The public key of the generated key pair -- You need to store this for future authentication use.
The key handle of the generated key pair -- You also need to store this for future use.
The certificate -- You need to check whether you trust this certificate and the CA.
The signature -- You need to check whether the signature is valid (i.e. confirms to the key stored with the certificate) and whether the data signed is the data expected.
I have prepared a rough implementation draft for the relying party server in Java that shows how to extract and validate this information lately.

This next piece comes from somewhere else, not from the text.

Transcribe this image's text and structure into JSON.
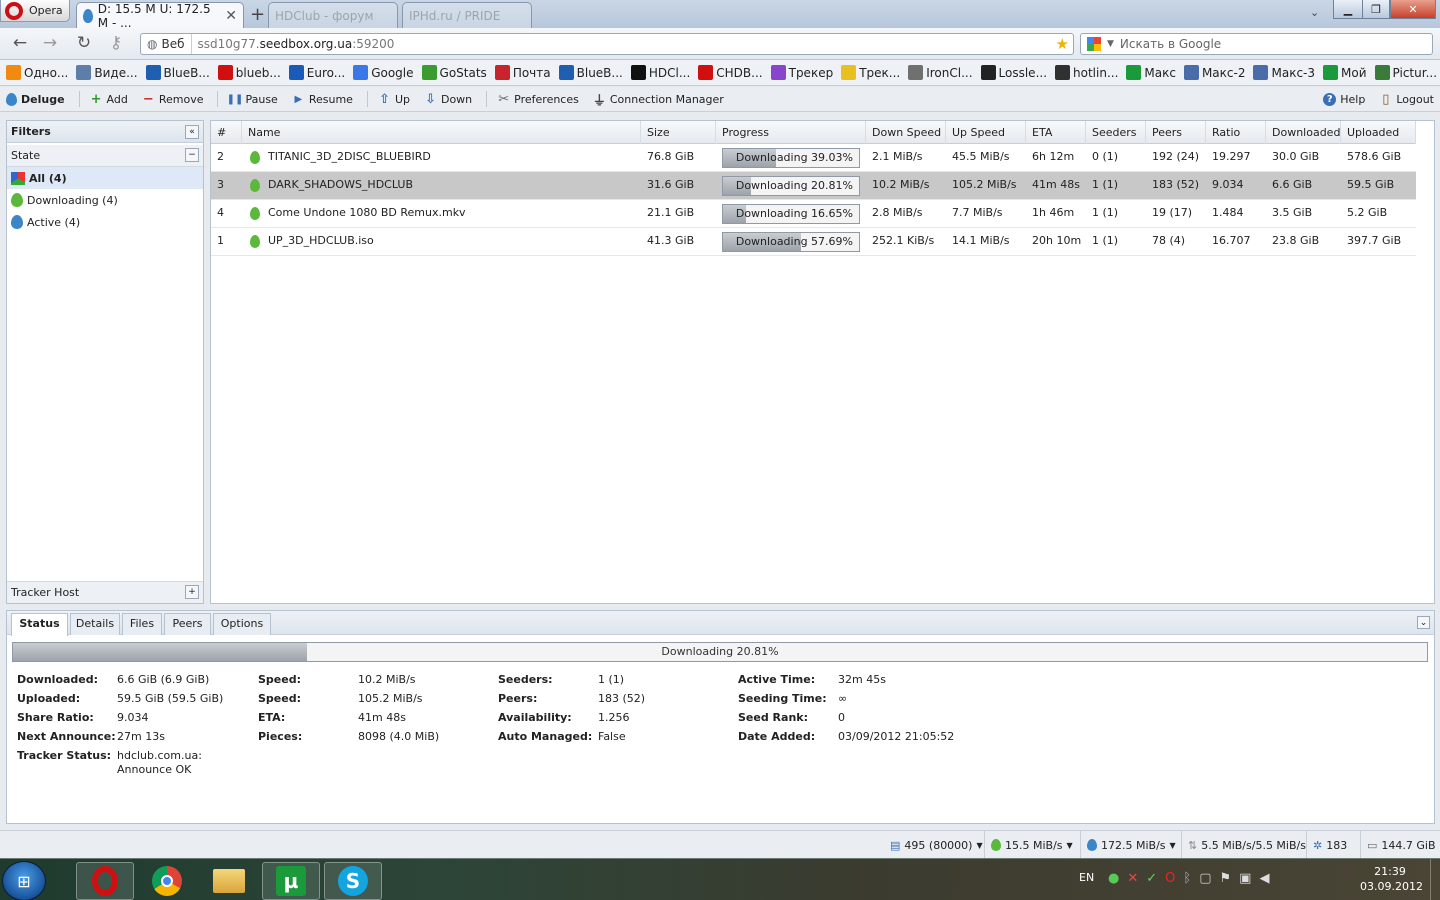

Once the registration is complete and you have somehow stored the details of the generated key, you can sign requests.
As you said, this can be initiated short and sweet through the high-level JavaScript API:
window.u2f.sign([{
version : "U2F_V2",
challenge : "c3RpbGwgYm9yZWQ/IQ",
app_id : "http://example.org",
sessionId : "42",
keyHandle: "ZHVtbXlfa2V5X2hhbmRsZQ"
}], function (data) {
});
Here, you need to provide the key handle, you have obtained during registration.
Once again, after the user performs a "user presence test" (e.g. by touching the token), you will receive a response, which is a JSON object (again, see spec for more details)
dictionary SignResponse {
DOMString keyHandle;
DOMString signatureData;
DOMString clientData;
};
You the need to validate the signature data contained herein.
You need to make sure that the signature matches the public key you have obtained before.
You also need to validate that the string signed is appropriate.
Once you have performed these validations, you can consider the user authenticated. A brief example implementation of the server side code for that is also contained in my server example.
I have recently written instructions for this, as well as listing all U2F server libraries (most of them bundles a fully working demo server), at developers.yubico.com/U2F. The goal is to enable developers to implement/integrate U2F without having to read the specifications.
Disclaimer: I work as a developer at Yubico.